I’m careful to make a show of it, playing up a limp, keeping my eyes downcast. I fight the urge to stare back at everyone watching, the Guardsmen, the Lakelanders, even the refugees. My time in the dead king’s court serves me just as well on a military base, where once again I must hide who I am. Then I pretended to be Silver, unflinching, unafraid, a pillar of strength and power called Mareena. But that girl would be right next to Cal, confined in the missing Barracks 1. So I must be Red again, a girl named Mare Barrow, a girl no one should fear or suspect, reliant on a Red boy and not herself.

Dad and Shade’s warning has never been so clear.

“Leg still bothering you?”

I’m so focused on faking the limp, I barely hear Kilorn’s concern.

“It’s nothing,” I finally respond, pressing my lips into a thin line of forced pain. “I’ve had worse.”

“Jumping off Ernie Wick’s porch comes to mind.” His eyes glitter at the memory.

I broke my leg that day, and spent months in a plaster cast that cost both of us half our savings. “That wasn’t my fault.”

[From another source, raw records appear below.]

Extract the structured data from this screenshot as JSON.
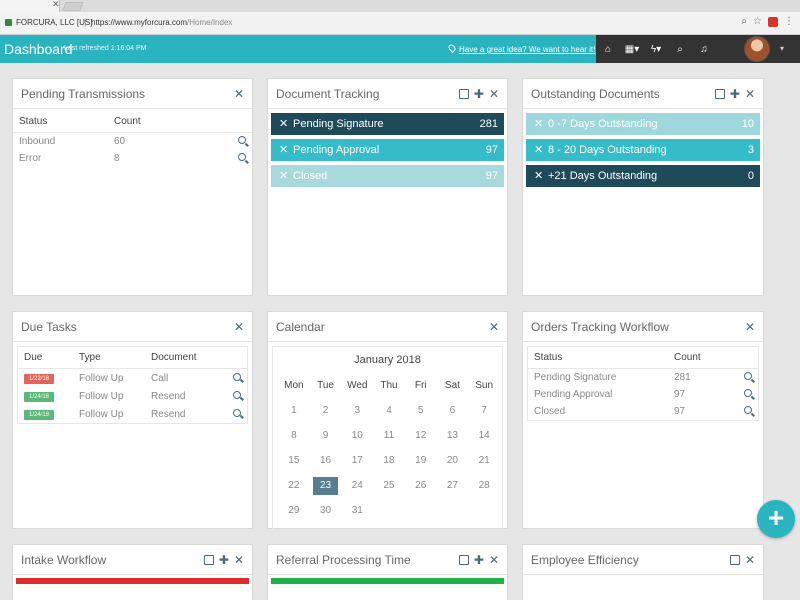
{
  "browser": {
    "site_name": "FORCURA, LLC [US]",
    "url_host": "https://www.myforcura.com",
    "url_path": "/Home/Index"
  },
  "header": {
    "title": "Dashboard",
    "refresh": "Last refreshed 1:16:04 PM",
    "idea_link": "Have a great idea? We want to hear it!",
    "accent_color": "#2ab4c0"
  },
  "pending_transmissions": {
    "title": "Pending Transmissions",
    "columns": [
      "Status",
      "Count"
    ],
    "rows": [
      {
        "status": "Inbound",
        "count": "60"
      },
      {
        "status": "Error",
        "count": "8"
      }
    ]
  },
  "document_tracking": {
    "title": "Document Tracking",
    "items": [
      {
        "label": "Pending Signature",
        "count": "281"
      },
      {
        "label": "Pending Approval",
        "count": "97"
      },
      {
        "label": "Closed",
        "count": "97"
      }
    ]
  },
  "outstanding_documents": {
    "title": "Outstanding Documents",
    "items": [
      {
        "label": "0 -7 Days Outstanding",
        "count": "10"
      },
      {
        "label": "8 - 20 Days Outstanding",
        "count": "3"
      },
      {
        "label": "+21 Days Outstanding",
        "count": "0"
      }
    ]
  },
  "due_tasks": {
    "title": "Due Tasks",
    "columns": [
      "Due",
      "Type",
      "Document"
    ],
    "rows": [
      {
        "due": "1/22/18",
        "type": "Follow Up",
        "document": "Call",
        "status": "overdue"
      },
      {
        "due": "1/24/18",
        "type": "Follow Up",
        "document": "Resend",
        "status": "upcoming"
      },
      {
        "due": "1/24/18",
        "type": "Follow Up",
        "document": "Resend",
        "status": "upcoming"
      }
    ]
  },
  "calendar": {
    "title": "Calendar",
    "month": "January 2018",
    "weekdays": [
      "Mon",
      "Tue",
      "Wed",
      "Thu",
      "Fri",
      "Sat",
      "Sun"
    ],
    "days": [
      "1",
      "2",
      "3",
      "4",
      "5",
      "6",
      "7",
      "8",
      "9",
      "10",
      "11",
      "12",
      "13",
      "14",
      "15",
      "16",
      "17",
      "18",
      "19",
      "20",
      "21",
      "22",
      "23",
      "24",
      "25",
      "26",
      "27",
      "28",
      "29",
      "30",
      "31"
    ],
    "selected": "23"
  },
  "orders_workflow": {
    "title": "Orders Tracking Workflow",
    "columns": [
      "Status",
      "Count"
    ],
    "rows": [
      {
        "status": "Pending Signature",
        "count": "281"
      },
      {
        "status": "Pending Approval",
        "count": "97"
      },
      {
        "status": "Closed",
        "count": "97"
      }
    ]
  },
  "intake_workflow": {
    "title": "Intake Workflow"
  },
  "referral_processing": {
    "title": "Referral Processing Time"
  },
  "employee_efficiency": {
    "title": "Employee Efficiency"
  },
  "colors": {
    "dark": "#1e4a5a",
    "teal": "#36bcc8",
    "light": "#a8d9dc",
    "red": "#e02b2b",
    "green": "#22b04b"
  }
}
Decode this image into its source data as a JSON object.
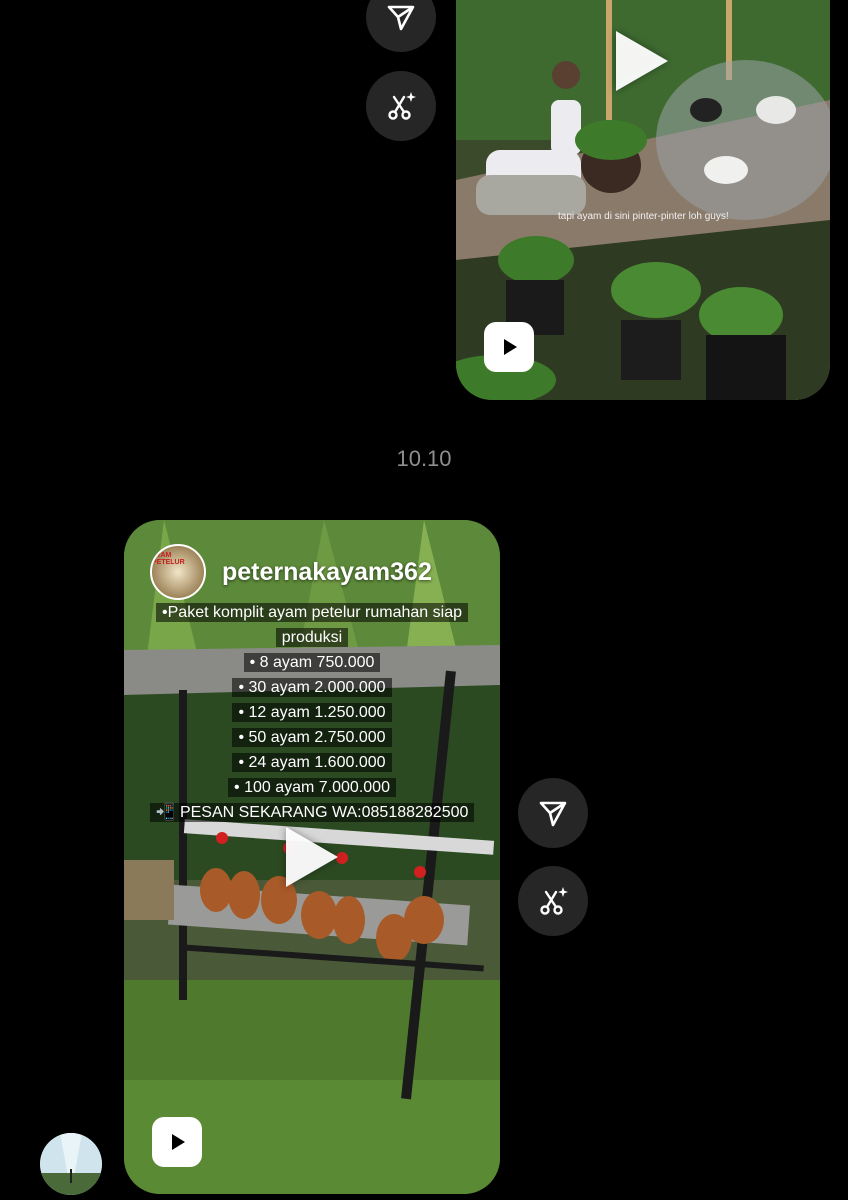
{
  "timestamp": "10.10",
  "reel_top": {
    "caption": "tapi ayam di sini pinter-pinter loh guys!"
  },
  "reel_bottom": {
    "username": "peternakayam362",
    "logo_text": "AYAM PETELUR",
    "lines": [
      "•Paket komplit ayam petelur rumahan siap",
      "produksi",
      "• 8 ayam 750.000",
      "• 30 ayam 2.000.000",
      "• 12 ayam 1.250.000",
      "• 50 ayam 2.750.000",
      "• 24 ayam 1.600.000",
      "• 100 ayam 7.000.000",
      "📲 PESAN SEKARANG  WA:085188282500"
    ]
  },
  "icons": {
    "send": "send-icon",
    "remix": "remix-icon",
    "reels": "reels-icon",
    "play": "play-icon"
  }
}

“I believe you chose to do it.”

“I was dared.”

“Now who would’ve done such a thing?”

He laughs outright, pushing us both through a set of double doors.

The hallway on the other side is obviously a new addition. The paint still looks wet in places. And overhead, the lights flicker. Bad wiring, I know instantly, feeling the places where the electricity frays and splits.

But one cord of power remains unbroken, flowing down the passage to the left. To my chagrin, Kilorn takes us right.

“What’s that?” I ask, gesturing the opposite way.

He doesn’t lie. “I don’t know.”

The Tuck infirmary isn’t so grim as the medical station on the mersive.

The high, narrow windows are thrown open, flooding the chamber with fresh air and sunlight. White shifts shuttle back and forth between patients, their bandages blissfully clean of red blood. Soft conversation, a few dry coughs, even a sneeze fill the room. Not a single yelp of pain or crack of bone interrupts the gentle noise. No one is dying here. Or they have simply died already.

Shade isn’t hard to find, and this time, he isn’t pretending to sleep.

His leg is still elevated, held up by a more professional sling, and his shoulder bandage is fresh. He angles to the right, facing the bed next to him with a stoic expression. Who he’s addressing, I can’t tell yet. A curtain surrounds the bed on two sides, hiding the occupant from the rest of the infirmary. As we approach, Shade’s mouth moves quickly, whispering words I can’t decipher.